O procurador Júlio Marcelo diz
ter sido provocado a entrar com o pedido de ação cautelar depois de receber uma
manifestação assinada pelas seguintes entidades: Associação Contas Abertas,
Associação Nacional dos Auditores de Controle Externo dos Tribunais de Contas
do Brasil (ANTC) e Associação da Auditoria de Controle Externo do Tribunal de
Contas da União.
O que chamou a atenção do
Ministério Público e das entidades que estão contra o acordo de leniência entre
CGU e empreiteiras foi uma operação muito rápida do governo para tentar esse
caminho.
O Tribunal de Contas da União
aprovou uma instrução normativa (a 74/2015) na semana passada a respeito do
tema. A decisão do TCU se ampara na Lei Anticorrupção (12.846/2013), que ainda
não foi regulamentada. Pela norma adotada, o TCU passa a ter o poder de ser
avalista dos acordos de leniência entre a CGU e as empreiteiras citadas na
Operação Lava Jato.
A instrução do TCU foi aprovada
em uma rápida sessão no último dia 11.fev.2015, a quarta-feira antes dos
feriados de carnaval. O governo federal fez pressão sobre vários ministros do
TCU para que a medida fosse adotada o mais brevemente possível.
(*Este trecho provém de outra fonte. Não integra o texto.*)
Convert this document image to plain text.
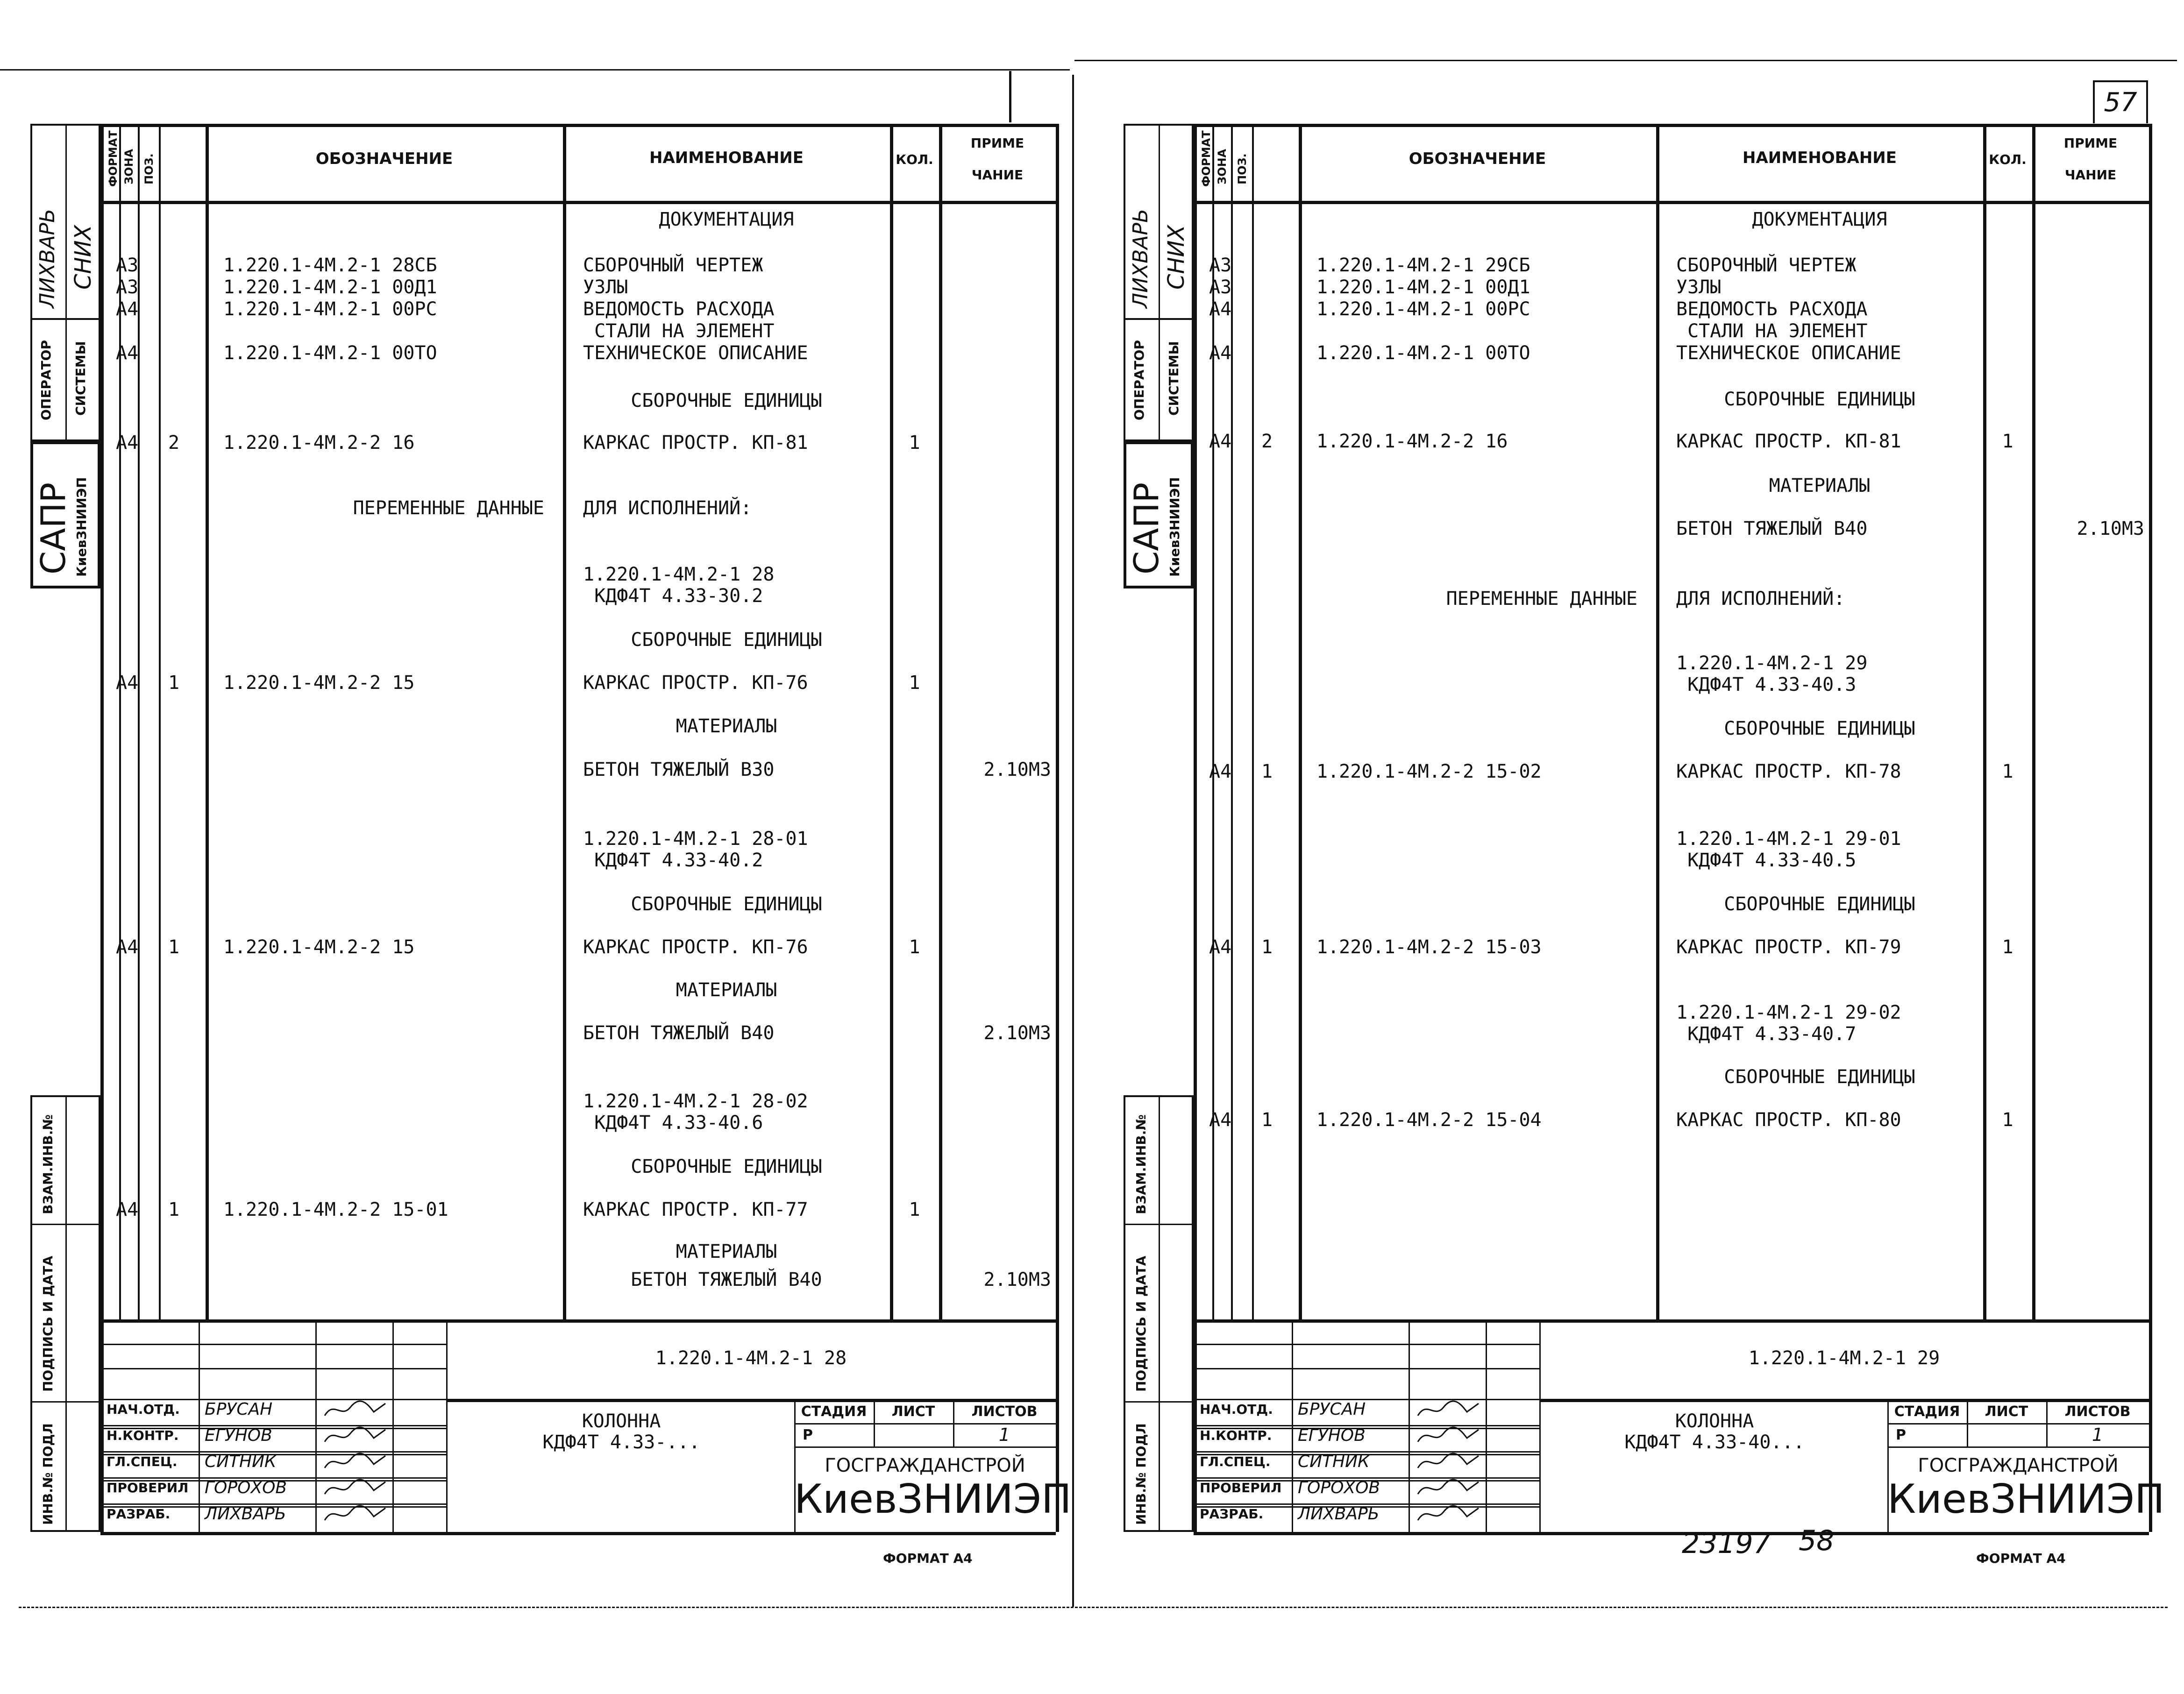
57
ФОРМАТ ЗОНА ПОЗ.	ОБОЗНАЧЕНИЕ	НАИМЕНОВАНИЕ	КОЛ.
ПРИМЕ
ЧАНИЕ
ДОКУМЕНТАЦИЯ
А3	1.220.1-4М.2-1 28СБ	СБОРОЧНЫЙ ЧЕРТЕЖ
А3	1.220.1-4М.2-1 00Д1	УЗЛЫ
А4	1.220.1-4М.2-1 00РС	ВЕДОМОСТЬ РАСХОДА
СТАЛИ НА ЭЛЕМЕНТ
А4	1.220.1-4М.2-1 00ТО	ТЕХНИЧЕСКОЕ ОПИСАНИЕ
СБОРОЧНЫЕ ЕДИНИЦЫ
А4 2 1.220.1-4М.2-2 16	КАРКАС ПРОСТР. КП-81	1
ПЕРЕМЕННЫЕ ДАННЫЕ ДЛЯ ИСПОЛНЕНИЙ:
1.220.1-4М.2-1 28
КДФ4Т 4.33-30.2
СБОРОЧНЫЕ ЕДИНИЦЫ
А4 1 1.220.1-4М.2-2 15	КАРКАС ПРОСТР. КП-76	1
МАТЕРИАЛЫ
БЕТОН ТЯЖЕЛЫЙ В30	2.10М3
1.220.1-4М.2-1 28-01
КДФ4Т 4.33-40.2
СБОРОЧНЫЕ ЕДИНИЦЫ
А4 1 1.220.1-4М.2-2 15	КАРКАС ПРОСТР. КП-76	1
МАТЕРИАЛЫ
БЕТОН ТЯЖЕЛЫЙ В40	2.10М3
1.220.1-4М.2-1 28-02
КДФ4Т 4.33-40.6
СБОРОЧНЫЕ ЕДИНИЦЫ
А4 1 1.220.1-4М.2-2 15-01	КАРКАС ПРОСТР. КП-77	1
МАТЕРИАЛЫ
БЕТОН ТЯЖЕЛЫЙ В40	2.10М3
1.220.1-4М.2-1 28
КОЛОННА
КДФ4Т 4.33-...
СТАДИЯ	ЛИСТ	ЛИСТОВ
Р	1
ГОСГРАЖДАНСТРОЙ
КиевЗНИИЭП
ФОРМАТ А4
НАЧ.ОТД. БРУСАН
Н.КОНТР. ЕГУНОВ
ГЛ.СПЕЦ. СИТНИК
ПРОВЕРИЛ ГОРОХОВ
РАЗРАБ. ЛИХВАРЬ
ЛИХВАРЬ СНИХ
ОПЕРАТОР СИСТЕМЫ
САПР КиевЗНИИЭП
ВЗАМ.ИНВ.№
ПОДПИСЬ И ДАТА
ИНВ.№ ПОДЛ
ФОРМАТ ЗОНА ПОЗ.	ОБОЗНАЧЕНИЕ	НАИМЕНОВАНИЕ	КОЛ.
ПРИМЕ
ЧАНИЕ
ДОКУМЕНТАЦИЯ
А3	1.220.1-4М.2-1 29СБ	СБОРОЧНЫЙ ЧЕРТЕЖ
А3	1.220.1-4М.2-1 00Д1	УЗЛЫ
А4	1.220.1-4М.2-1 00РС	ВЕДОМОСТЬ РАСХОДА
СТАЛИ НА ЭЛЕМЕНТ
А4	1.220.1-4М.2-1 00ТО	ТЕХНИЧЕСКОЕ ОПИСАНИЕ
СБОРОЧНЫЕ ЕДИНИЦЫ
А4 2 1.220.1-4М.2-2 16	КАРКАС ПРОСТР. КП-81	1
МАТЕРИАЛЫ
БЕТОН ТЯЖЕЛЫЙ В40	2.10М3
ПЕРЕМЕННЫЕ ДАННЫЕ ДЛЯ ИСПОЛНЕНИЙ:
1.220.1-4М.2-1 29
КДФ4Т 4.33-40.3
СБОРОЧНЫЕ ЕДИНИЦЫ
А4 1 1.220.1-4М.2-2 15-02	КАРКАС ПРОСТР. КП-78	1
1.220.1-4М.2-1 29-01
КДФ4Т 4.33-40.5
СБОРОЧНЫЕ ЕДИНИЦЫ
А4 1 1.220.1-4М.2-2 15-03	КАРКАС ПРОСТР. КП-79	1
1.220.1-4М.2-1 29-02
КДФ4Т 4.33-40.7
СБОРОЧНЫЕ ЕДИНИЦЫ
А4 1 1.220.1-4М.2-2 15-04	КАРКАС ПРОСТР. КП-80	1
1.220.1-4М.2-1 29
КОЛОННА
КДФ4Т 4.33-40...
СТАДИЯ	ЛИСТ	ЛИСТОВ
Р	1
ГОСГРАЖДАНСТРОЙ
КиевЗНИИЭП
ФОРМАТ А4
НАЧ.ОТД. БРУСАН
Н.КОНТР. ЕГУНОВ
ГЛ.СПЕЦ. СИТНИК
ПРОВЕРИЛ ГОРОХОВ
РАЗРАБ. ЛИХВАРЬ
ЛИХВАРЬ СНИХ
ОПЕРАТОР СИСТЕМЫ
САПР КиевЗНИИЭП
ВЗАМ.ИНВ.№
ПОДПИСЬ И ДАТА
ИНВ.№ ПОДЛ
23197 58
Para derrubar a instrução do TCU
será necessário que o Congresso (Câmara e Senado) aprovem um projeto de decreto
legislativo já protocolado pelo PPS, um dos poucos partidos na oposição ao
governo federal.
A Lei Anticorrupção é confusa e
ainda não foi regulamentada. A lei 12.846 de fato estabelece a possibilidade de
a Controladoria Geral da União ser “o órgão competente para celebrar os acordos
de leniência no âmbito do Poder Executivo federal”, como está escrito no
parágrafo 10 do artigo 16.
Ocorre que no caso da Operação
Lava Jato o agente corruptor (empreiteiras) estará então celebrando um acerto
diretamente com o agente corrompido (o governo federal, uma vez que a Petrobras
é controlada pela União).
Em seu pedido de medida cautelar,
o procurador Júlio Marcelo argumenta que “as prerrogativas de investigação” e
“de independência e autonomia” do Ministério Público Federal são mais amplas do
que as da CGU, “órgão de controle interno, com espectro de atuação muito mais
limitado, subordinado à Presidência da República, sem a independência e a
autonomia necessárias para conduzir questões da amplitude e gravidade como essa
com que depara o país na operação Lava Jato, provavelmente o maior escândalo de
corrupção do mundo em todos os tempos”.
Há ainda outro componente que
sugere um choque entre os Poderes da República. Se a CGU fizer um acordo de
leniência neste momento com empreiteiras da Lava Jato, as investigações
conduzidas pela Justiça Federal, ainda em curso, resultarão nulas para efeito
judicial condenatório mais adiante.
“Ou seja, o Poder Executivo
federal, por meio da CGU, estaria manietando a ação de um juiz mais na frente,
que não poderia mais condenar as empreiteiras sobre as quais possa haver provas
robustas sobre corrupção”, diz o procurador Júlio Marcelo.
Na ação cautelar proposta, o
procurador escreve: “A possibilidade de celebração de acordos de leniência pela
CGU no âmbito da operação Lava Jato só faz sentido para aquelas pessoas
jurídicas que já fizeram acordo de leniência com o Ministério Público Federal,
o que traria para o colaborador que efetivamente trouxe ganhos para a
investigação benefícios correspondentes e merecidos na esfera administrativa.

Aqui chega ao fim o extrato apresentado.